Supported by the Pulitzer Center, which also partners on the Smith/Patterson Lecture, the project identifies potential causes behind a precipitous drop in the blue crab population and other challenges for marine life in the bay.
In addition, the event will feature a conversation between the duo and two journalism students about broader issues in environmental reporting and the future of clean water. The students, senior Josie Heimsoth and graduate student Joy Mazur, both contributed earlier this year to The Price of Plenty, a five-part series on the environmental footprint of the fertilizer industry that was supported by another grant from the Pulitzer Center.
Indeed, Tu noted the Pulitzer Center’s important role in funding stories that may otherwise not be told.
“All these issues are affecting coastal communities in Florida, Asia, Africa — you can’t throw a rock without hitting one of those stories,” Tu said. “But topics like algal blooms are not sexy, so there can be challenges with this kind of reporting. Where those challenges are alleviated is through organizations like the Pulitzer Center.”
Tu is a journalist, documentary filmmaker and professor at Columbia University’s Columbia Journalism School, his alma mater. His most recent film, “Picture a Scientist,” was an official selection at the 2020 Tribeca Film Festival, and his work has appeared in most media formats, from print and online to television and in theaters. Much of it has centered around the climate and its impact on communities.
Tuinder, a former student of Tu at Columbia University, specializes in cinematic storytelling through visual mediums and is a professor at Brooklyn College.
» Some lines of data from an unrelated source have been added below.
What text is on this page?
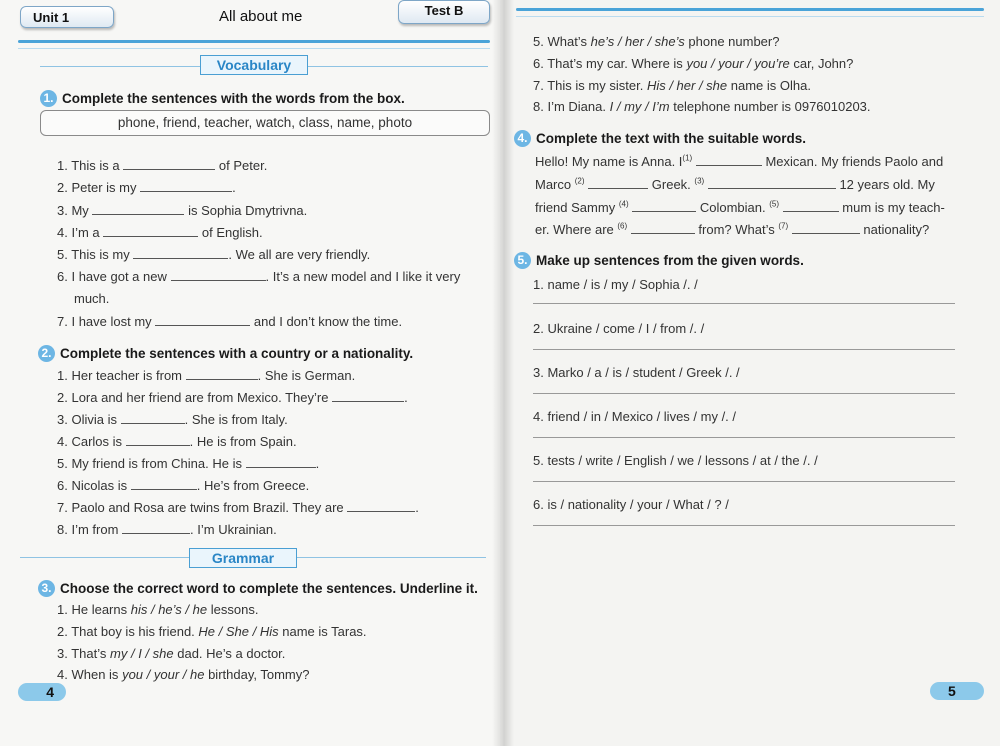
Unit 1	All about me	Test B
Vocabulary
1. Complete the sentences with the words from the box.
phone, friend, teacher, watch, class, name, photo
1. This is a	of Peter.
2. Peter is my	.
3. My	is Sophia Dmytrivna.
4. I’m a	of English.
5. This is my	. We all are very friendly.
6. I have got a new	. It’s a new model and I like it very
much.
7. I have lost my	and I don’t know the time.
2. Complete the sentences with a country or a nationality.
1. Her teacher is from	. She is German.
2. Lora and her friend are from Mexico. They’re	.
3. Olivia is	. She is from Italy.
4. Carlos is	. He is from Spain.
5. My friend is from China. He is	.
6. Nicolas is	. He’s from Greece.
7. Paolo and Rosa are twins from Brazil. They are	.
8. I’m from	. I’m Ukrainian.
Grammar
3. Choose the correct word to complete the sentences. Underline it.
1. He learns his / he’s / he lessons.
2. That boy is his friend. He / She / His name is Taras.
3. That’s my / I / she dad. He’s a doctor.
4. When is you / your / he birthday, Tommy?
4
5. What’s he’s / her / she’s phone number?
6. That’s my car. Where is you / your / you’re car, John?
7. This is my sister. His / her / she name is Olha.
8. I’m Diana. I / my / I’m telephone number is 0976010203.
4. Complete the text with the suitable words.
Hello! My name is Anna. $I^{(1)}$	Mexican. My friends Paolo and
Marco $^{(2)}$	Greek. $^{(3)}$	12 years old. My
friend Sammy $^{(4)}$	Colombian. $^{(5)}$	mum is my teach-
er. Where are $^{(6)}$	from? What’s $^{(7)}$	nationality?
5. Make up sentences from the given words.
1. name / is / my / Sophia /. /
2. Ukraine / come / I / from /. /
3. Marko / a / is / student / Greek /. /
4. friend / in / Mexico / lives / my /. /
5. tests / write / English / we / lessons / at / the /. /
6. is / nationality / your / What / ? /
5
After earning his master’s degree in journalism from Columbia University in 2021, he was reunited with his teacher when Tu, wanting to avoid a crowded plane during the height of the COVID-19 pandemic, needed someone to drive him to Louisiana and help out on a documentary shoot.
Now approaching their third year as a reporting duo, their collaboration has grown into a full-blown partnership that students of environmental journalism hope to learn from on Oct. 5.
“Being able to collaborate with someone who taught me so much is such an incredible experience,” Tuinder said. “The learning always continues. There will never be a time when the student becomes the master when he and I are working because there is always this mutual respect between the two of us.”
The lecture is only the latest in a series that brings respected journalists to campus each semester through a partnership with the Pulitzer Center. Alumni Russ and Gail Smith founded the program in honor of pioneering science journalism professor Joye Patterson, who taught at the Journalism School from 1965 to 1989. The program also includes an annual $5,000 student fellowship, which went to Adam Goldstein in May.